The Respondent’s contentions are simply wrong in fact and in law.
There being no subsisting business with which the Respondent was genuinely associated and the Complainant confirming no association or permission, the Respondent can claim no rights or legitimate interests.
The Panel accordingly finds that paragraph 4(a)(ii) of the Policy is made out.
C. Registered and Used in Bad Faith
As to the third ground, this requires that the disputed domain name be registered and used in bad faith. As has previously been said in other panelists’ decisions together with earlier decisions of this Panel, both elements must be made out. Accordingly, both registration and use in bad faith have to be established by the Complainant.
The disputed domain name was registered in September 2014. That is some years after the Complainant commenced business. It’s very significant rise in a short space of time and particularly in the MENA region and the clearly established goodwill that has resulted, risks that other “me too” entities will seek to encroach upon that goodwill and trade mark and slip stream by wrongful association.

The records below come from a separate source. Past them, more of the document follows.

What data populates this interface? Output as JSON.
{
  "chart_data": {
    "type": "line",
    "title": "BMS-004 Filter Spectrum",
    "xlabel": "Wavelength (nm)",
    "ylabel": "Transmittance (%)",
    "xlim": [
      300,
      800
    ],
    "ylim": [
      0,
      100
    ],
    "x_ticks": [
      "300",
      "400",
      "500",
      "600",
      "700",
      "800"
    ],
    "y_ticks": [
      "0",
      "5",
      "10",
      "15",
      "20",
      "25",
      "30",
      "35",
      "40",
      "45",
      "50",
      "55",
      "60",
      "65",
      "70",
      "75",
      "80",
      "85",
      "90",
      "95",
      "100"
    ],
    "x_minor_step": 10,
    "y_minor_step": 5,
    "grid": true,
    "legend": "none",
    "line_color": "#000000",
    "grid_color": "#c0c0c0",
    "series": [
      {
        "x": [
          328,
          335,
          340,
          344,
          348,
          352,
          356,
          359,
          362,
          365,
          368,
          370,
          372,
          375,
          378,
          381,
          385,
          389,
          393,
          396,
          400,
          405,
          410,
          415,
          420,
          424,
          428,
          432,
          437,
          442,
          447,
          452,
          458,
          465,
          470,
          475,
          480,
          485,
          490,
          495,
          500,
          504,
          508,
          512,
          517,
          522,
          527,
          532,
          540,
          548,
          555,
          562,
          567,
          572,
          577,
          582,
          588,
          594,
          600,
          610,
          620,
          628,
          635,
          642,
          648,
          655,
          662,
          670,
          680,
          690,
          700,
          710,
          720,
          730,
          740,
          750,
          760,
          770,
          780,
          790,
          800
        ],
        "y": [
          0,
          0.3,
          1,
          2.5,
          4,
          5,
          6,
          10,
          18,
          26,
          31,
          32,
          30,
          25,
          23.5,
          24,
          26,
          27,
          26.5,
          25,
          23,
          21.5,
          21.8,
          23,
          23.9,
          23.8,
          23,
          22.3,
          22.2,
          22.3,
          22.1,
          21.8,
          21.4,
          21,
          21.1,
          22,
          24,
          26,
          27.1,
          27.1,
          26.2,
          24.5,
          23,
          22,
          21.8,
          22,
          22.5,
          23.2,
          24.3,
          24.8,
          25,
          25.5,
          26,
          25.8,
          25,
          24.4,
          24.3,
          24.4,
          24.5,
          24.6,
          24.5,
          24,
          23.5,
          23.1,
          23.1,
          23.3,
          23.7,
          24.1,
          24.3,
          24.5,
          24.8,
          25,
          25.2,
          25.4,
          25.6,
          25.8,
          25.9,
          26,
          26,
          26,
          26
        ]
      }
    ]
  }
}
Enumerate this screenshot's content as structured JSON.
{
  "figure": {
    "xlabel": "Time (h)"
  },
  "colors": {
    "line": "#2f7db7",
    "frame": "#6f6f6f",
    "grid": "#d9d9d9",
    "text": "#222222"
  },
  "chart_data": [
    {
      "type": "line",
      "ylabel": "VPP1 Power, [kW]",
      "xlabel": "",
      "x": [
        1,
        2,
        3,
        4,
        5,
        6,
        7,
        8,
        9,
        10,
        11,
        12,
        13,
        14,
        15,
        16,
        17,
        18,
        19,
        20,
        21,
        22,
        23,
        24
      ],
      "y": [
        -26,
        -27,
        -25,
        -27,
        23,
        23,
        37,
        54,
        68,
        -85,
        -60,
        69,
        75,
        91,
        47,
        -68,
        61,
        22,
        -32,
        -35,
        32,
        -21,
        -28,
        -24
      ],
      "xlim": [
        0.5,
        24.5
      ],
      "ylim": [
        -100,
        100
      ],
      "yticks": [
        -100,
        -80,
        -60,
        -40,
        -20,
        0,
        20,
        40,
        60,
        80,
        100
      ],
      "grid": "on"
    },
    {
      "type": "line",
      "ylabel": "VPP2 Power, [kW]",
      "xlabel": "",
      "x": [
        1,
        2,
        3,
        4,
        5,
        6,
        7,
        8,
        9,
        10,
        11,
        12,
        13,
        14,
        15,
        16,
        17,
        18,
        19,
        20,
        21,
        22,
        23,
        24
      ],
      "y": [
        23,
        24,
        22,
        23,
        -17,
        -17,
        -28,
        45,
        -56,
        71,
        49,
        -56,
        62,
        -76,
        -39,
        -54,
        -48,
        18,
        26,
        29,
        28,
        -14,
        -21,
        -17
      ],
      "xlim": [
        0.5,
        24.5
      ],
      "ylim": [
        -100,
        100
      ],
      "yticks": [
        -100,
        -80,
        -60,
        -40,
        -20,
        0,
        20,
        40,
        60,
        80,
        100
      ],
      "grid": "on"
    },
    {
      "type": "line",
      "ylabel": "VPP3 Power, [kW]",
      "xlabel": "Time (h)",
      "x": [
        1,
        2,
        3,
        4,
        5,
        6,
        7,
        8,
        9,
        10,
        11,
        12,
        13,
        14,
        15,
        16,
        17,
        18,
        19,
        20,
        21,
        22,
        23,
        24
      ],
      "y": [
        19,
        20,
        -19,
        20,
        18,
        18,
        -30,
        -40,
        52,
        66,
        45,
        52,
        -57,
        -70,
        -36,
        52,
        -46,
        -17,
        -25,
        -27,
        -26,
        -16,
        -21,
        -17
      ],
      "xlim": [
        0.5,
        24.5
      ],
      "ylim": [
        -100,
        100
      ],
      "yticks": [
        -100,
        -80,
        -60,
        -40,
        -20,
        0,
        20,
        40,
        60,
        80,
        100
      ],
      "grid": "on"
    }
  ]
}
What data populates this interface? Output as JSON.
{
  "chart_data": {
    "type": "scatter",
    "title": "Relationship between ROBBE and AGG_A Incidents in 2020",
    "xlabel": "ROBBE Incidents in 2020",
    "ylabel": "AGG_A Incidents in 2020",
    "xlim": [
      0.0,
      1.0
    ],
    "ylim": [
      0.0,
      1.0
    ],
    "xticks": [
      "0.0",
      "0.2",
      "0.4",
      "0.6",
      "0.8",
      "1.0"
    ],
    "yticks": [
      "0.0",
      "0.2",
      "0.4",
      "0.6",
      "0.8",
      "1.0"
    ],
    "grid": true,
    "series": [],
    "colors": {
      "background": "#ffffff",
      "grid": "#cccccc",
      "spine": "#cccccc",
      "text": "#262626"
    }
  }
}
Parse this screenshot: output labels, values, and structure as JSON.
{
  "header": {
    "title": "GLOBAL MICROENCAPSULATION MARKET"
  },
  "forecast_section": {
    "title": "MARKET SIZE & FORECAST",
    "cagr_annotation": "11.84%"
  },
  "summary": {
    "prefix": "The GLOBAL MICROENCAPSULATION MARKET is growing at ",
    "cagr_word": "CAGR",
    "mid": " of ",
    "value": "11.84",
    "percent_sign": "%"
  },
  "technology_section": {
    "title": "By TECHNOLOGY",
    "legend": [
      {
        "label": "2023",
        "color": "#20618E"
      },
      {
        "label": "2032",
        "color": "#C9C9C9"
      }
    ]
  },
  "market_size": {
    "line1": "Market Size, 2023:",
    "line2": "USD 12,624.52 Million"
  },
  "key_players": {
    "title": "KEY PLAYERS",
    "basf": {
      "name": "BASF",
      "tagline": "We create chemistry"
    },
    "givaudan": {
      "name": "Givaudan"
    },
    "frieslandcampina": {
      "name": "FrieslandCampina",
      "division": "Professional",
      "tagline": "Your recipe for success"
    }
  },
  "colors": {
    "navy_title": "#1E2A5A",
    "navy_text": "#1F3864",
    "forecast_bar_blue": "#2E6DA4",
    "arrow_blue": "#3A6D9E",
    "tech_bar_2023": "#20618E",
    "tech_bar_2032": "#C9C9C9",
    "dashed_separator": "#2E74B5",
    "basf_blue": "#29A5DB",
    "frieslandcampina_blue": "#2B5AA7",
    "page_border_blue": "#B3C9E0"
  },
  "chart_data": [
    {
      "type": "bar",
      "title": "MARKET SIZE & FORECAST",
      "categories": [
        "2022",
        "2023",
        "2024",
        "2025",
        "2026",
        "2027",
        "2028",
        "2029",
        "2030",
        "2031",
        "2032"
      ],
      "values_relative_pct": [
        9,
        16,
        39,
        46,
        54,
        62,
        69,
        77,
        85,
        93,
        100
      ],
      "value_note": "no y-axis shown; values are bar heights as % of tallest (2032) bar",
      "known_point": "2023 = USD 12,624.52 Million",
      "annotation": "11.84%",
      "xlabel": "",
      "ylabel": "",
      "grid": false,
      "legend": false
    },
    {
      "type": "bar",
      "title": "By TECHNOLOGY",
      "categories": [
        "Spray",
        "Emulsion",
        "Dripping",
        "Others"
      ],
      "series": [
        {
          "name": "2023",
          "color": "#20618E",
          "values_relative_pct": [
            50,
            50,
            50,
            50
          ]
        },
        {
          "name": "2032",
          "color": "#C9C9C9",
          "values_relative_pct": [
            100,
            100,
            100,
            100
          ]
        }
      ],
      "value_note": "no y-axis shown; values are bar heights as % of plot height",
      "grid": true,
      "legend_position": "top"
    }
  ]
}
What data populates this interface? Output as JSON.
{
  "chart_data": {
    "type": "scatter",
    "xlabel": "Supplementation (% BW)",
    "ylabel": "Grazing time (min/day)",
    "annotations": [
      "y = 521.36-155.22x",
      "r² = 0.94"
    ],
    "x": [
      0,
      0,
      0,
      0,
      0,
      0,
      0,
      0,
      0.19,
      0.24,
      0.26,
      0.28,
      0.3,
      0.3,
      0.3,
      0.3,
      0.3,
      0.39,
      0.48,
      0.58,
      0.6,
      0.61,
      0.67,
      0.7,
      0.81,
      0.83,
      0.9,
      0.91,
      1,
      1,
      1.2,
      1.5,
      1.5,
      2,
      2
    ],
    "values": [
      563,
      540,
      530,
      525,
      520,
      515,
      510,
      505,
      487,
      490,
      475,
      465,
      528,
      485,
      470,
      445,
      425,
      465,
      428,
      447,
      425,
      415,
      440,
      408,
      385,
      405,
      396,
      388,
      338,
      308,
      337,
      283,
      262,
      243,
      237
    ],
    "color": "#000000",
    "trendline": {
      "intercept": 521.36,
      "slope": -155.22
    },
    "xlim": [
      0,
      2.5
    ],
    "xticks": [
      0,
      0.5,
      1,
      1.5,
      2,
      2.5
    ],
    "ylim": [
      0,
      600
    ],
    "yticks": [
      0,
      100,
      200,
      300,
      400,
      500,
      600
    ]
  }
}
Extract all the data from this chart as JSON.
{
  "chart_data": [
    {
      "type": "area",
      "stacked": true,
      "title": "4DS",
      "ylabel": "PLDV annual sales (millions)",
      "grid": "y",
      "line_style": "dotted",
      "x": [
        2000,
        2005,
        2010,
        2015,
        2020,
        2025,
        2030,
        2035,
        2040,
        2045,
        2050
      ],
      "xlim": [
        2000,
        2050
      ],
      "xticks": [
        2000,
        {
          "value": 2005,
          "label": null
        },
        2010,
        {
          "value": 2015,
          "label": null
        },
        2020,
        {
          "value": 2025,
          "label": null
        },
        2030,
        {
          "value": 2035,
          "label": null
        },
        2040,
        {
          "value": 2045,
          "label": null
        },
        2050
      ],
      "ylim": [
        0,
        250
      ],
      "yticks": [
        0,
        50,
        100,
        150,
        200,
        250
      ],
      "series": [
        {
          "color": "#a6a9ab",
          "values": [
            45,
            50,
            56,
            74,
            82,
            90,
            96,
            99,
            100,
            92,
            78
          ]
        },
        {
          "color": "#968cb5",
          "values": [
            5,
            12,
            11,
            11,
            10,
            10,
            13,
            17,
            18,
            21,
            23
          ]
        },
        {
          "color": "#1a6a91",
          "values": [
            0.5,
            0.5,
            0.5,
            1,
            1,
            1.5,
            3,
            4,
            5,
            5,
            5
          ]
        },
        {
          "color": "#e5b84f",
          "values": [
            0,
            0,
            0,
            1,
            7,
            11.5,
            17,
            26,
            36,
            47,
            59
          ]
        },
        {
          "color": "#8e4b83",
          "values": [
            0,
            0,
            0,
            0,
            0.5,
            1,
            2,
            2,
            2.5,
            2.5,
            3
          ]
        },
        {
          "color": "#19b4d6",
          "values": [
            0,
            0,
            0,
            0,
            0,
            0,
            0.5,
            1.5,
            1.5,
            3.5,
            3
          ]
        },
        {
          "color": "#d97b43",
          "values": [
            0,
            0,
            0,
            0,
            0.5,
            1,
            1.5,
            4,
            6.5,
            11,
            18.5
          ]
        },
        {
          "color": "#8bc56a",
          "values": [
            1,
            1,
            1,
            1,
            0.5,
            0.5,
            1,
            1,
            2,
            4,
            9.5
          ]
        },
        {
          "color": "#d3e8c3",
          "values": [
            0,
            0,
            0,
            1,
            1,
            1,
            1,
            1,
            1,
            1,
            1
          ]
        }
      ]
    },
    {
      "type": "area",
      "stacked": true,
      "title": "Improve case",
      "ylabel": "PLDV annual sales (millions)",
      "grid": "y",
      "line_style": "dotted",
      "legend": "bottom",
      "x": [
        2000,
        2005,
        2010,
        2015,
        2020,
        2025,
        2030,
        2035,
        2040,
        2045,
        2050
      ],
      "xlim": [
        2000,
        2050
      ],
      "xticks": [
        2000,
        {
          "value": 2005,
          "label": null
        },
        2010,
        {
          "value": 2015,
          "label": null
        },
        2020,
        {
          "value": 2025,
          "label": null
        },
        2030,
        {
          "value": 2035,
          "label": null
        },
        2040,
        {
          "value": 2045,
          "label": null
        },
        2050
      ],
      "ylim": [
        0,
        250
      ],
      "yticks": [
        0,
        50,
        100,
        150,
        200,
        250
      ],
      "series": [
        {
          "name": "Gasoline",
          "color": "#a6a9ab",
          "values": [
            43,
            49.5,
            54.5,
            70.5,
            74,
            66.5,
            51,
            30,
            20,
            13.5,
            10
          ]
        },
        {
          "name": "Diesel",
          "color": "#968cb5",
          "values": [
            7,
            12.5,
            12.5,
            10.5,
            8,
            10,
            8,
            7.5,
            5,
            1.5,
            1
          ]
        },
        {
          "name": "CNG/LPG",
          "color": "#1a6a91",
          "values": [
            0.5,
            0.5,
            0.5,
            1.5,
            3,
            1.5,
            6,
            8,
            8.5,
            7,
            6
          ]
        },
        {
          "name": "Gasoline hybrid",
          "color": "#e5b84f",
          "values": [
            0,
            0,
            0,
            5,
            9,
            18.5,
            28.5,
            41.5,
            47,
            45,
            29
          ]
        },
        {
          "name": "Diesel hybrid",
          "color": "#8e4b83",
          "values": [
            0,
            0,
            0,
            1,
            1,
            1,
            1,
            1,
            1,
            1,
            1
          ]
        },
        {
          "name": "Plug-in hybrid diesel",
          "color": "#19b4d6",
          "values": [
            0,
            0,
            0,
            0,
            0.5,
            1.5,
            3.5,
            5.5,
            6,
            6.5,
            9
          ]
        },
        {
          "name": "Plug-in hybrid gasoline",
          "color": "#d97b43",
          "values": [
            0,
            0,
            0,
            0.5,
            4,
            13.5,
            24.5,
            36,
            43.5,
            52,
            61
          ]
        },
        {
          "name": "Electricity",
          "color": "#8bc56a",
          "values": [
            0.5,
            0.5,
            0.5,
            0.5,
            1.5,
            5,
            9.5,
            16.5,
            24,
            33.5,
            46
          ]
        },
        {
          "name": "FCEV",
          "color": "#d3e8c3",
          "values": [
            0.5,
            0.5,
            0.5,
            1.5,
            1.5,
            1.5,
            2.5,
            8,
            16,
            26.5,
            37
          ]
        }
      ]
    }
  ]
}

Given the geographical proximity of Pakistan (where the Respondent resides) to the United Arab Emirates and the entire MENA region, it is inconceivable that the Respondent was not well aware of the Complainant and its associated business when he registered his domain name. The email traffic of late 2014 between the Complainant and Respondent is also particularly relevant here.
Accordingly the Complainant satisfies the test of establishing registration in bad faith.
As for the second limb, use in bad faith, the Complainant must also establish that the Respondent is using the domain name in bad faith.
As the domain name resolves to an active website featuring the same or very similar services to those of the Complainant it necessarily follows that the domain name is being used in bad faith.
It is also relatively easy when looking at the disclaimer on a subsidiary page of the website to draw the inference that the Respondent was and remains well aware of the Complainant and has chosen to use on his website the primary trade mark of the Complainant for the purposes of drawing business.
The Panel accordingly finds that both limbs of paragraph 4(a)(iii) of the Policy are made out.
For the foregoing reasons, in accordance with paragraphs 4(i) of the Policy and 15 of the Rules, the Panel orders that the disputed domain name <dubizzleinternational.com> be transferred to the Complainant.